Él se tumbó de espaldas y ella empezó a explorarlo ávidamente con sus manos, fascinada por la virilidad y perfección de sus músculos. Experimentó una embriagadora sensación de poder femenino cuando le rodeó el miembro con los dedos y lo oyó gemir de placer. Tanto, que cuando él le apartó las manos y se las sujetó sobre la cabeza emitió un gemido de protesta.


–Tengo que guardar algo para ti –le susurró al oído–. Déjame dártelo todo, Paula.


–¡Sí, por favor!


Su desesperada súplica lo hizo gruñir de lujuria mientras la besaba.


–No me acosté con Adrian.


Él levantó la cabeza y la miró con ojos llameantes.


–Bien.


–Ni con nadie.


Él se quedó un momento inmóvil y con todos los músculos en tensión.


–Demasiado tarde... ¿Quieres que pare?


–No... No quiero –se estremeció por la expectación, pero se relajó al recibir la primera embestida. No sintió la temida explosión desgarradora, sino un placer indescriptible que colmaba hasta el último rincón de su cuerpo. Soltó un gemido y él empujó más, imitando con la lengua el movimiento de las caderas.
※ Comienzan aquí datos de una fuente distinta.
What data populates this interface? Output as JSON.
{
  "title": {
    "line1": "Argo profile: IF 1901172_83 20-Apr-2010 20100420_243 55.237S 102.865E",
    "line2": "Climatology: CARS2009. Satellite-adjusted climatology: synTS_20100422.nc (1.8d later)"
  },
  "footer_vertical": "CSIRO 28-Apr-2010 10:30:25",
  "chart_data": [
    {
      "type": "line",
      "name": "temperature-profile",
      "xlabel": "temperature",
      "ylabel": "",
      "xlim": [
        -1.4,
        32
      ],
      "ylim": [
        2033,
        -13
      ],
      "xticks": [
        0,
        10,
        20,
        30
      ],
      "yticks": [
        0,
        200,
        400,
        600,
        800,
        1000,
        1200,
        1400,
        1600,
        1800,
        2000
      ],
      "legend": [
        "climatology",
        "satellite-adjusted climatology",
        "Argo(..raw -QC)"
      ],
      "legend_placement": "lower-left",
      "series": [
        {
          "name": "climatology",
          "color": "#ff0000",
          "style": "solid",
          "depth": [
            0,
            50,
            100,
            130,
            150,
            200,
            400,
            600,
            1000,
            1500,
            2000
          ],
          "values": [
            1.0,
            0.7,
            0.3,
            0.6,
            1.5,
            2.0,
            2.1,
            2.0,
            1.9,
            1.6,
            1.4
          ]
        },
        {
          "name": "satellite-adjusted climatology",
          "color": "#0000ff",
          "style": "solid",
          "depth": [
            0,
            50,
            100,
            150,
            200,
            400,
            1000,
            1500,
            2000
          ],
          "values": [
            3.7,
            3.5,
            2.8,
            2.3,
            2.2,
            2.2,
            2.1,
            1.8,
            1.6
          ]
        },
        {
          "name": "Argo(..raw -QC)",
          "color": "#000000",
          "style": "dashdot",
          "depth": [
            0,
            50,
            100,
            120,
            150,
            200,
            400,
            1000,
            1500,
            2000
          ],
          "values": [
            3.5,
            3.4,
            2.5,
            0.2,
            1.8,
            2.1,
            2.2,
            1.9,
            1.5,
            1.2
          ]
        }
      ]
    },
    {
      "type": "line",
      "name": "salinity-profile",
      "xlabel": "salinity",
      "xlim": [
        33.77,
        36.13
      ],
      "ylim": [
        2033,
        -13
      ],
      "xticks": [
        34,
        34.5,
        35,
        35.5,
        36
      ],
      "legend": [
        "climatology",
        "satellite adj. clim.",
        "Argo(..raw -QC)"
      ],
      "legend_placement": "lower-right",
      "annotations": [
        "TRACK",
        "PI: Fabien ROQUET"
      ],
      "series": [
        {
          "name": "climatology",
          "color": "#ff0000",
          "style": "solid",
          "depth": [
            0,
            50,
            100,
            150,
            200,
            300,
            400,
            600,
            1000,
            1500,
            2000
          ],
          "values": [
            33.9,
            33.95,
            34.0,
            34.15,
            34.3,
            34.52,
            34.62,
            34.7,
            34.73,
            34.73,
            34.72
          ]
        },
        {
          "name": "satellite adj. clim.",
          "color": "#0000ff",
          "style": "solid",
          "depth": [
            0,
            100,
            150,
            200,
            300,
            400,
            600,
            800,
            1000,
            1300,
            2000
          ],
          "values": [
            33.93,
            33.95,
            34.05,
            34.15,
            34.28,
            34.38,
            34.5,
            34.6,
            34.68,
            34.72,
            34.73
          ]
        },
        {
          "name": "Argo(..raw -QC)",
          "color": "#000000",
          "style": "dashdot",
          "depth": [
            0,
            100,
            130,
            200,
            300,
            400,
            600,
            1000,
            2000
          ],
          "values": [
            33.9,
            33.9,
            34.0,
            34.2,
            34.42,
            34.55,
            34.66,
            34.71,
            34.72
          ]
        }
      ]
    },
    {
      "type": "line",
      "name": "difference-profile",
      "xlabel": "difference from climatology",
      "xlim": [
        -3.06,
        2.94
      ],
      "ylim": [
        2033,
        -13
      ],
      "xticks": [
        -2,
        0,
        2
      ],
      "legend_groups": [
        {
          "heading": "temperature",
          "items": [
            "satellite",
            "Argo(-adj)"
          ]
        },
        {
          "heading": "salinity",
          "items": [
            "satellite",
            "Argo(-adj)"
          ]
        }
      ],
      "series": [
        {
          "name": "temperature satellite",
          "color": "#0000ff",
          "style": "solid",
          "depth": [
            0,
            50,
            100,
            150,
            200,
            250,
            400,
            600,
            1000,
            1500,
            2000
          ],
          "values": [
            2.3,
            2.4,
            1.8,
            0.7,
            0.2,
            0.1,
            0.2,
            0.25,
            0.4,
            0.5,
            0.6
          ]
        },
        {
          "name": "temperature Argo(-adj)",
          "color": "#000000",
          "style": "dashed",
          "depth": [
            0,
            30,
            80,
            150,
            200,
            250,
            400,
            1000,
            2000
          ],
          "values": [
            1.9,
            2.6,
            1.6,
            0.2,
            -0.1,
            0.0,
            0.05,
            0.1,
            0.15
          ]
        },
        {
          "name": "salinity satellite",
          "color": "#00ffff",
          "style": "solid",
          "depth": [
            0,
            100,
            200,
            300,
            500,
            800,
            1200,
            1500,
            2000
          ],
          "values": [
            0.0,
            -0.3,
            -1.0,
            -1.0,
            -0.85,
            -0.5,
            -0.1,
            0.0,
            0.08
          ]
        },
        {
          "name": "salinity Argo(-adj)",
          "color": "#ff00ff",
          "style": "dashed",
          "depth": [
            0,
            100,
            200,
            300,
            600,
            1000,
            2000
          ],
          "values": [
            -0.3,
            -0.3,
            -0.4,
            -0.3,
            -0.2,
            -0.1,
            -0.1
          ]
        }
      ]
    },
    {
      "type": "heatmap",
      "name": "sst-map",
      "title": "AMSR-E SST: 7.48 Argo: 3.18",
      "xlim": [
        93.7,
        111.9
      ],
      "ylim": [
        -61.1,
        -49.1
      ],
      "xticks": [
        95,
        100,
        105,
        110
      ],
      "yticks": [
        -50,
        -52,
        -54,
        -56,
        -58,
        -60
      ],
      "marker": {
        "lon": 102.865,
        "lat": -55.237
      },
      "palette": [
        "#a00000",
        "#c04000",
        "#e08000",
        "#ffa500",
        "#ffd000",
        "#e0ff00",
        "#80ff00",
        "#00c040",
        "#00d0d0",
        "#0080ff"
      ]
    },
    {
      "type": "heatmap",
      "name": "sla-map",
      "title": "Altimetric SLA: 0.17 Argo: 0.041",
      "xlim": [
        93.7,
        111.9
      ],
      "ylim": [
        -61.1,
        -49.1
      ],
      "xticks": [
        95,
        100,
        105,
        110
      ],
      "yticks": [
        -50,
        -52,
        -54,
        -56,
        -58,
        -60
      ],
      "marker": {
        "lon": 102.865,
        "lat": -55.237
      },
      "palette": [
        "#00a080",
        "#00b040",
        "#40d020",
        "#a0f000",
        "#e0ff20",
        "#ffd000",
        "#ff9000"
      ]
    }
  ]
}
El instinto le hizo rodearle la cintura con las piernas mientras se arqueaba debajo de él, con todo el cuerpo apretado, clavándole los dedos en la espalda. Se aferró a él como si fuera lo único que pudiera salvarla del torbellino que amenazaba con desintegrarla. Las acometidas de Pedro aumentaron de velocidad e intensidad, colmándola de un placer cada vez mayor hasta que el orgasmo la sacudió con una fuerza arrolladora.


Se mantuvo agarrada a él y gritó su nombre una y otra vez mientras sentía cómo se vaciaba dentro de ella, antes de estremecerse una última vez y girarse de costado.


Por unos instantes se sintió perdida, pero entonces él la abrazó y le hizo apoyar la cabeza en su pecho. Paula se quedó dormida escuchando los latidos de su corazón.


Pedro esperó la sensación de vacío postcoital que siempre lo acuciaba a abandonar el lecho. Nunca lo reconocía conscientemente, pero si lo hiciera lo vería como un precio perfectamente razonable por conservar el control de sus actos y emociones.


Pero en vez del vacío experimentó una extraña sensación de paz. Antes de poder analizarla, sin embargo, se dio cuenta de que por primera vez en su vida no solo había perdido el control, sino que no había usado protección. No había sido premeditado, pero un sexto sentido le dijo que no podía esperarse el beneficio de la duda por parte de Paula.